Enter Spanish athlete Iván Fernández Anaya. He knew that Abel had long been the race leader and that the latter had just made a huge mistake.
Instead of exploiting the Kenyan runner’s mistake and zipping past the guy to win the race, the Spanish athlete caught up with him and told him about the mistake using gestures since the other guy could not understand his language.
For the remaining part of the race, Iván guided Abel to the finish line and let the other guy cross first. He could have easily exploited the latter’s mistake – and no one would complain because his win was valid yet Iván knew that winning the race is not always about crossing the finish line first!

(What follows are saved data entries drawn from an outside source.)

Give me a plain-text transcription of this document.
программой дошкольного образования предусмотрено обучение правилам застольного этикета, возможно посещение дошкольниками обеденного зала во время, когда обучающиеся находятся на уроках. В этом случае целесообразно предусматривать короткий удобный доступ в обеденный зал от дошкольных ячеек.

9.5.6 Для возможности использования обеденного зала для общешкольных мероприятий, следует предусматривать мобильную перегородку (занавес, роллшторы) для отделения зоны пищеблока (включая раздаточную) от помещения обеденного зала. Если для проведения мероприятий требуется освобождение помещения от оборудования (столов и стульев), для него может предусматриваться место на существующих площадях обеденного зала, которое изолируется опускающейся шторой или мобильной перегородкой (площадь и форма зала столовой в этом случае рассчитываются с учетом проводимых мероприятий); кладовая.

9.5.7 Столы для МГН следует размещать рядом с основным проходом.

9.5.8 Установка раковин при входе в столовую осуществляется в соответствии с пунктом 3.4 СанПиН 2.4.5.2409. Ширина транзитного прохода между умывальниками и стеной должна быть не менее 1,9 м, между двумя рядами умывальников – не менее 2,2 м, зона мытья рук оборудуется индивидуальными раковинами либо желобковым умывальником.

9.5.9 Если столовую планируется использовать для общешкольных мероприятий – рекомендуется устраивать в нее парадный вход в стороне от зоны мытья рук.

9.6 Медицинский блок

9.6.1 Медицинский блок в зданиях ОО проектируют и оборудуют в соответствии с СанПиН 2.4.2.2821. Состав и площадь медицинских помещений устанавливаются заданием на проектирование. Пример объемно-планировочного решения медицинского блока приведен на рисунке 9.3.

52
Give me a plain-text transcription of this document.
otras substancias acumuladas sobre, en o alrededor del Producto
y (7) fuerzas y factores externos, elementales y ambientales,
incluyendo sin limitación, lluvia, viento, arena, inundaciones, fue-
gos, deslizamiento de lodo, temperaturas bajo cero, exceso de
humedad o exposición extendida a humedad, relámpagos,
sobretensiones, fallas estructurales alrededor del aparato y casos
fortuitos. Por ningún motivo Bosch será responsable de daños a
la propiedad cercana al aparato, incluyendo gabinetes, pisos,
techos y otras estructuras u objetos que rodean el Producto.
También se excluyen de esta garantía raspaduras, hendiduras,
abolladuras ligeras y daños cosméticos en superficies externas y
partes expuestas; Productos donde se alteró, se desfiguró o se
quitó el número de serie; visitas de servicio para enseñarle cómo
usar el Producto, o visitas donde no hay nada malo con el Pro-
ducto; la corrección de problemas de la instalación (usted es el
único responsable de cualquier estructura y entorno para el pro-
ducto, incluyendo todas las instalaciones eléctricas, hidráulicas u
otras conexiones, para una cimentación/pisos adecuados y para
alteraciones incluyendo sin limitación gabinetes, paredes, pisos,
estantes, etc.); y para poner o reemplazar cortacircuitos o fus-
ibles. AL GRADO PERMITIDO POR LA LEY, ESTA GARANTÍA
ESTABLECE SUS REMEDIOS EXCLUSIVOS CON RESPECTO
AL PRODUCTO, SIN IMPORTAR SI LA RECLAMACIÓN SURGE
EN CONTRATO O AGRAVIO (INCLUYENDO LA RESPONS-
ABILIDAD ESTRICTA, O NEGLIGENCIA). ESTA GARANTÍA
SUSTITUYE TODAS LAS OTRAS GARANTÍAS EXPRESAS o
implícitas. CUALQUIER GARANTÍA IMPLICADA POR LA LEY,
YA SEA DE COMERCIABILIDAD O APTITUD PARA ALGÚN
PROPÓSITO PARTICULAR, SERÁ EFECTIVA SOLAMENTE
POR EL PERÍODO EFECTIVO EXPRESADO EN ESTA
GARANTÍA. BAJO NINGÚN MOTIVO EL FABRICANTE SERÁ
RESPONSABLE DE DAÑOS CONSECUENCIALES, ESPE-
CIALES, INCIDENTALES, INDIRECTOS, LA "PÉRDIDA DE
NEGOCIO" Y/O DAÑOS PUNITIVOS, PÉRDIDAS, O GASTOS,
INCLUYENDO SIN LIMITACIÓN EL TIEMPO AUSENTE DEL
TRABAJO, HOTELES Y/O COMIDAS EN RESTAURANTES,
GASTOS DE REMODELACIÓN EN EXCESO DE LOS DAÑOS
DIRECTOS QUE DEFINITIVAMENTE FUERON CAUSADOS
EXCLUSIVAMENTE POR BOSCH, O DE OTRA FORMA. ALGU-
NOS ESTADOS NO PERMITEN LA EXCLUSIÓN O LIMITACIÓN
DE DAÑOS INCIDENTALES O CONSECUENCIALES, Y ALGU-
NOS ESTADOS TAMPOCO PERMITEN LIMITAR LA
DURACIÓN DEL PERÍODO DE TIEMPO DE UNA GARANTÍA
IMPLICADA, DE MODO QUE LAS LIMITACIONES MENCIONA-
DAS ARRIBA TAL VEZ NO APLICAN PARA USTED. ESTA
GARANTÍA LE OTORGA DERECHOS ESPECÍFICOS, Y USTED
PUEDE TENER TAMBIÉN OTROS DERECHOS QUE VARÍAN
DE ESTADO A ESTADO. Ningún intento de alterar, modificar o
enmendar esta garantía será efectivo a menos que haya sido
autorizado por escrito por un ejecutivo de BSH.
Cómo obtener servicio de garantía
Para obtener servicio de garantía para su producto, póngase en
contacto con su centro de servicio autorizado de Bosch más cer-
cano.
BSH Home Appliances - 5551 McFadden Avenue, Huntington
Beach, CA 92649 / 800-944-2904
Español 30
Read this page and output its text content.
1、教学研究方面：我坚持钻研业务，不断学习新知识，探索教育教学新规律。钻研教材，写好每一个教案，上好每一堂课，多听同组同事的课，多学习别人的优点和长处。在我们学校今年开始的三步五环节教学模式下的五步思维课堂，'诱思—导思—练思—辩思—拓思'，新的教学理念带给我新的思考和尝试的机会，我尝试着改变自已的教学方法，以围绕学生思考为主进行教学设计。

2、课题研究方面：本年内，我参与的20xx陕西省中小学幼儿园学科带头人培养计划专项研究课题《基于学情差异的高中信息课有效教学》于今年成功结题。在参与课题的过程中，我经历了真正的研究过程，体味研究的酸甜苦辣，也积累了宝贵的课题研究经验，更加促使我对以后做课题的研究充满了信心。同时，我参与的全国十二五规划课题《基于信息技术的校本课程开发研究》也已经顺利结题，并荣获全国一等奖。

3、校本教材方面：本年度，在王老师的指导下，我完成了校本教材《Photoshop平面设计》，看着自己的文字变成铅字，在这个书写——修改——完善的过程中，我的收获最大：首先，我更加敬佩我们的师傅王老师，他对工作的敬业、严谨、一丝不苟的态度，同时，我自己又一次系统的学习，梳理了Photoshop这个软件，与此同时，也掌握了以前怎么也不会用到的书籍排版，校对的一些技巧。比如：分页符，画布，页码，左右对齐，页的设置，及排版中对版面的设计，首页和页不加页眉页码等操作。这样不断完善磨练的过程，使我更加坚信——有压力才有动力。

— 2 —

He was quoted saying this after the race, “But even if they had told me that winning would have earned me a place in the Spanish team for the European championships, I wouldn’t have done it either. I also think that I have earned more of a name having done what I did than if I had won. And that is very important, because today, with the way things are in all circles, in soccer, in society, in politics, where it seems anything goes, a gesture of honesty goes down well.”
Iván added, “Unfortunately, very little has been said of the gesture. And it’s a shame. In my opinion, it would be nice to explain to children, so they do not think that sport is only what they see on TV: violent kicks in abundance, posh statements, fingers in the eyes of the enemy.”